Whichever party house-cleaning voters nix 2012 will face recriminations from its ideological base over what should have been and what should be.
And the impact of the losing party’s defeat will hinge on what eventually happens with the country’s political center that has steadily moved away from Democratic liberals over the 40 years.
Even with presidential wannabes who look like characters in a rejected SNL sketch, this is a year when the GOP could have it all. It faces a Barack Obama suffering from lethargic poll ratings, a disappointed but still supportive liberal Democrat party base, an economy still far from being completely recovered, high unemployment, and zooming gas prices. The Oval Office should be low hanging fruit – but Republicans make Obama look better and better.
The smart money is still on the nomination going to former Massachusetts Gov. Mitt Romney, who arouses as much excitement as a bowl of cold tofu. The bottom line is that Romney is indeed a moderate Republican pandering to conservatives in an attempt to convince them he converted.
The big question is whether if Romney wins they’ll be enough room for his two faces on Mount Rushmore.
Longtime Democratic strategist Bob Shrum likens Romney’s relentless drive to the prize to the former Governor’s treatment of his dog Seamus: “Mitt has put voters on the roof of his car, and he’s driving for the nomination whether they like it or not.”
Tea Partiers and other conservatives frantically test new conservative anti-Romneys in their quest for a “real” conservative at the top of the ticket.
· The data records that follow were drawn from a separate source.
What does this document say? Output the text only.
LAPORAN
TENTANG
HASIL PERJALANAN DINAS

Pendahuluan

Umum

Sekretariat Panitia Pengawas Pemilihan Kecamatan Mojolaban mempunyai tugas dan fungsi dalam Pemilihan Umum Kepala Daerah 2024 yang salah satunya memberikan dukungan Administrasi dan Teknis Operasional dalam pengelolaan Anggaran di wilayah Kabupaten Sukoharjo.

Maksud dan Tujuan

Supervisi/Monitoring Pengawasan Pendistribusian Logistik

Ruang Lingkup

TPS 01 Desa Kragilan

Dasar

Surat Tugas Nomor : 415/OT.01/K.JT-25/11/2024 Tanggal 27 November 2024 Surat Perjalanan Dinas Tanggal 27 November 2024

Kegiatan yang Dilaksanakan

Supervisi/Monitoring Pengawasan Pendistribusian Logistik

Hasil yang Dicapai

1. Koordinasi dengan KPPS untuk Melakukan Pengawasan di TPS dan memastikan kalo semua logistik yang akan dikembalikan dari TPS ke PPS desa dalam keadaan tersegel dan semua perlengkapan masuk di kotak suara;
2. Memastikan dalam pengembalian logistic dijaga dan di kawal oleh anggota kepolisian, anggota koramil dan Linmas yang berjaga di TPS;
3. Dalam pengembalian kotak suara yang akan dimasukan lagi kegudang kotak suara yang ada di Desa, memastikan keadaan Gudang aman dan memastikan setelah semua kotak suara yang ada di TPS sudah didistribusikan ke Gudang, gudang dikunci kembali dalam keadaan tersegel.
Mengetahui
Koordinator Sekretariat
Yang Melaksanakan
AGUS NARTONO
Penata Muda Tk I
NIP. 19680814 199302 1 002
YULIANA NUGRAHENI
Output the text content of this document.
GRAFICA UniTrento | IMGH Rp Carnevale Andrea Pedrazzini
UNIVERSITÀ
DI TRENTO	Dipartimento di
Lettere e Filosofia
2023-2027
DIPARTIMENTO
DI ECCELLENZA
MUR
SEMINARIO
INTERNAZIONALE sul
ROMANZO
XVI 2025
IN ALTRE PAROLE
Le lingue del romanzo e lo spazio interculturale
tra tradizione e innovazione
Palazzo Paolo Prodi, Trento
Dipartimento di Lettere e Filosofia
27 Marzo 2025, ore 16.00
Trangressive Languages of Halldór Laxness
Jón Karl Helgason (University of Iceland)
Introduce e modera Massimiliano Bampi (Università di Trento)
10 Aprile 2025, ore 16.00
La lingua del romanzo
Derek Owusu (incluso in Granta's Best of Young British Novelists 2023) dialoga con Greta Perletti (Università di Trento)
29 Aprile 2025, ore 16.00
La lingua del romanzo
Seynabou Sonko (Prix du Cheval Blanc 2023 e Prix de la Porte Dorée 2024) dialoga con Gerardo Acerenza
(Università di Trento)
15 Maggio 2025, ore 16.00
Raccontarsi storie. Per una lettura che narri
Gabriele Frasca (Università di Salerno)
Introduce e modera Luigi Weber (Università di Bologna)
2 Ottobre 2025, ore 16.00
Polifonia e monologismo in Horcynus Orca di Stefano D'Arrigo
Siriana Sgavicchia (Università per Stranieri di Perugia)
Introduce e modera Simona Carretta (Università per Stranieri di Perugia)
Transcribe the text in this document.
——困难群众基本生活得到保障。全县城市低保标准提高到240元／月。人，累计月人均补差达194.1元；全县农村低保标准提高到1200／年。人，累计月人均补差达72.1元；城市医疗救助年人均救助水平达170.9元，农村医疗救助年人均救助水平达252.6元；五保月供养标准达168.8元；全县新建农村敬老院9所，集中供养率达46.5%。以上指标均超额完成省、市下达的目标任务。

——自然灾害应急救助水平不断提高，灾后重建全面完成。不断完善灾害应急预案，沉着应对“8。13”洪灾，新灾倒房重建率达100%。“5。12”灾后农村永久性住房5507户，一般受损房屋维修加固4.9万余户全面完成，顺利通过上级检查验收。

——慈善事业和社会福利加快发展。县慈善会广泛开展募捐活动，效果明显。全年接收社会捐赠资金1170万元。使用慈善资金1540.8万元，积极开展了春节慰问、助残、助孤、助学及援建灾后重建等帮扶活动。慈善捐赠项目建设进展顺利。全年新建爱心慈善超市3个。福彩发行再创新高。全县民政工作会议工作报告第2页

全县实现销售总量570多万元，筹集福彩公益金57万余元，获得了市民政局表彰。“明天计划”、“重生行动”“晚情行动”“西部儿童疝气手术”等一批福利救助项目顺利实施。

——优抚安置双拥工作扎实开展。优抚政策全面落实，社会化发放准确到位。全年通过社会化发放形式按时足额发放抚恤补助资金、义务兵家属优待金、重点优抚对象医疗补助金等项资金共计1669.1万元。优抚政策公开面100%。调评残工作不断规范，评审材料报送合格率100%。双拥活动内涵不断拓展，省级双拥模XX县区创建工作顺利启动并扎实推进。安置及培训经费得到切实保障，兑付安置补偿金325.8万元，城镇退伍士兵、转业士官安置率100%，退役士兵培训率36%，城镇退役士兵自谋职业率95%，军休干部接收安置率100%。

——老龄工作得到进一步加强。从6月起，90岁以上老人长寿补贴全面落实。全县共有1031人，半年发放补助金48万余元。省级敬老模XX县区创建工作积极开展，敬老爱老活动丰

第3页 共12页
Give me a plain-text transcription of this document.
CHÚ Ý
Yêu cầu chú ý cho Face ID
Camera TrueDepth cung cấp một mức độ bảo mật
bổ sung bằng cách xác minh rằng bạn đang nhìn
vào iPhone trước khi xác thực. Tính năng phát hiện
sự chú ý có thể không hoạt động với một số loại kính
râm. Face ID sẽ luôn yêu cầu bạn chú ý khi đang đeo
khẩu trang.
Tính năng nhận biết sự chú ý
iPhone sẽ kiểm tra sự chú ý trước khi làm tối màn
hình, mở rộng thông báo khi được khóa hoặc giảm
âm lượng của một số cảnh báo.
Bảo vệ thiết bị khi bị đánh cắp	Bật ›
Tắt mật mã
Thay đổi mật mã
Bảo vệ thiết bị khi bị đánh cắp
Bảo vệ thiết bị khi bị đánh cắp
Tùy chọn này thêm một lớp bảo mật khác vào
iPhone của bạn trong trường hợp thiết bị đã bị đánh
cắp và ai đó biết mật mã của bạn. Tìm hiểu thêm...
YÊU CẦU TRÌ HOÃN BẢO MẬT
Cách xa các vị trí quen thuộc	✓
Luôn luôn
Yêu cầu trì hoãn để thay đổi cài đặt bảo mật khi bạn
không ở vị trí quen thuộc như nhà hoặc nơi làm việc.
Independent centrist commentator John Avlon argues: so let them have one.
Avlon contends that giving conservatives everything they want would be “clarifying” for the GOP since it could likely lead to a massive defeat, showing non-compromising conservatives “that it’s unwise to systematically ignore the 40 percent of American voters who identify themselves as independent or the 35 percent who are centrist.”
He suggests that conservatives could get their way and Republicans would learn a lesson if former Pennsylvania Sen. Rick Santorum is nominated. But Santorum isn’t going anywhere due to his own political negligence. Santorum said he didn’t “care what the unemployment rate’s going to be,” inspired Puerto Rico’s GOPers to repudiate him by saying Puerto Rico must adopt English as the official language for statehood, got mired in rhetoric over contraception and announced that JFK’s church-state speech would make him puke. Santorum is just not ready for prime time. He’s not ready for YouTube.
But Democratic liberals’ complacency and perilous smugness about their viewpoint’s inevitability remains a Democratic Achilles heel. “Nixonland” author Rick Perlstein in Rolling Stone notes “as conservative power has steadily increased since the 1960s, more and more of what conservatives actually believe…has come to shape American society and its institutions.”
But these days Democratic liberals still blabbing about the need for “the public option” are too busy to notice.
The Supreme Court may remind them real soon on Obama’s health care reform.
If Obama tanks, Democrats liberals will clamor for a hard-left 2016 nominee.
If Romney crashes, Tea Partiers will clamor for a hard-right 2016 nominee.
But in 2016 those arguments may be as tough a sell to the center as booking Rush Limbaugh as speaker at a NOW convention.